Now, granted, it could easily be said that the latter points in that statement (broad offering, celebration of heritage and culture, something for all ages) have been picked up in this advert, after all it shows mountain biking and castles, and different ages of people, but does it portray a vibrant and passion filled country? For me, no, it doesn’t. Whilst there are youngsters featured, trailing fingers in the water on a boat trip, and apparently filled with awe by the castle before them, I’m not sure it cuts it in the excitement stakes. Mountain biking is an active pastime, but the way it has been filmed doesn’t really do it justice.
Wales does offer something for everyone of all ages, all abilities, and all pockets. If you are looking for a romantic retreat, Wales can provide that. If you want an adrenalin fired, action packed weekend, Wales can do that too.
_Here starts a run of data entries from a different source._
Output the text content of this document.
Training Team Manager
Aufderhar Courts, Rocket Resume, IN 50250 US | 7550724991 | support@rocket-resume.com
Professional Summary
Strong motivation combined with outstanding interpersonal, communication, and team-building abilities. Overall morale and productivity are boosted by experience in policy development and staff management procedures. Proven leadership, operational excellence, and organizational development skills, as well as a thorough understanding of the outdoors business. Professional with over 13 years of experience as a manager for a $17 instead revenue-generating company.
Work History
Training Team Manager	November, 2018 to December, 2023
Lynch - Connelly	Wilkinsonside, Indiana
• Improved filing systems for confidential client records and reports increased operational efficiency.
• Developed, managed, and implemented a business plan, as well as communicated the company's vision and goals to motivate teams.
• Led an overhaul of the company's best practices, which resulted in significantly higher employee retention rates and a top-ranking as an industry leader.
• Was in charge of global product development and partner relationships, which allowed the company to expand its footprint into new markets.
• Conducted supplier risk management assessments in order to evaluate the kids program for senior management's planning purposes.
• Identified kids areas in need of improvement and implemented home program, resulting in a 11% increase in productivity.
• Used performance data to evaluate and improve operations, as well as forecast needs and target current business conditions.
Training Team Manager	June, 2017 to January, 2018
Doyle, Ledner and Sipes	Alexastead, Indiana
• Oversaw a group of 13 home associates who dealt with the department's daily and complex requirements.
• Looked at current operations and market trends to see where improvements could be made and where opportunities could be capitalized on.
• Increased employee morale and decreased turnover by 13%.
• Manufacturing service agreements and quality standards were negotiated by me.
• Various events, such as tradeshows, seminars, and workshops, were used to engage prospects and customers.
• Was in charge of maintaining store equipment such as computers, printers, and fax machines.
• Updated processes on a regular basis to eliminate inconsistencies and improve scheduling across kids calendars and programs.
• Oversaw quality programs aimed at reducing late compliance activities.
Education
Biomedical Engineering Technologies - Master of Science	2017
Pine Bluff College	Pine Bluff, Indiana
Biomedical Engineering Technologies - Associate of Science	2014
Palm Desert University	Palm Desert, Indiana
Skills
Groups, families, independent travellers, all are shown in the film, but for me at least, I still can’t shake the feeling of it being rather ‘staged’. Yes I know it’s an advert and will have been scripted, choreographed and so on, but does it have to be that obvious?
I understand that there will be future instalments in the campaign across the year, picking up on different aspects of the offering here in Wales. As such, it may well be that my personal opinion on the first offering is a little harsh, and that I’ve not given the campaign a chance to mature and develop. The Minister, Edwina Hart, is quoted as saying that “Some of our recent consumer research work however suggested that people aren’t necessarily aware of all the great things to see and do here in Wales, so this campaign tackles that misconception head on”. I am not yet convinced that it does. I hope that over the course of the year, the £4million spend on this campaign does prove to be good value for money and provide a strong return on the investment, preferably by showing the energy, passion and vibrancy contained within Wales.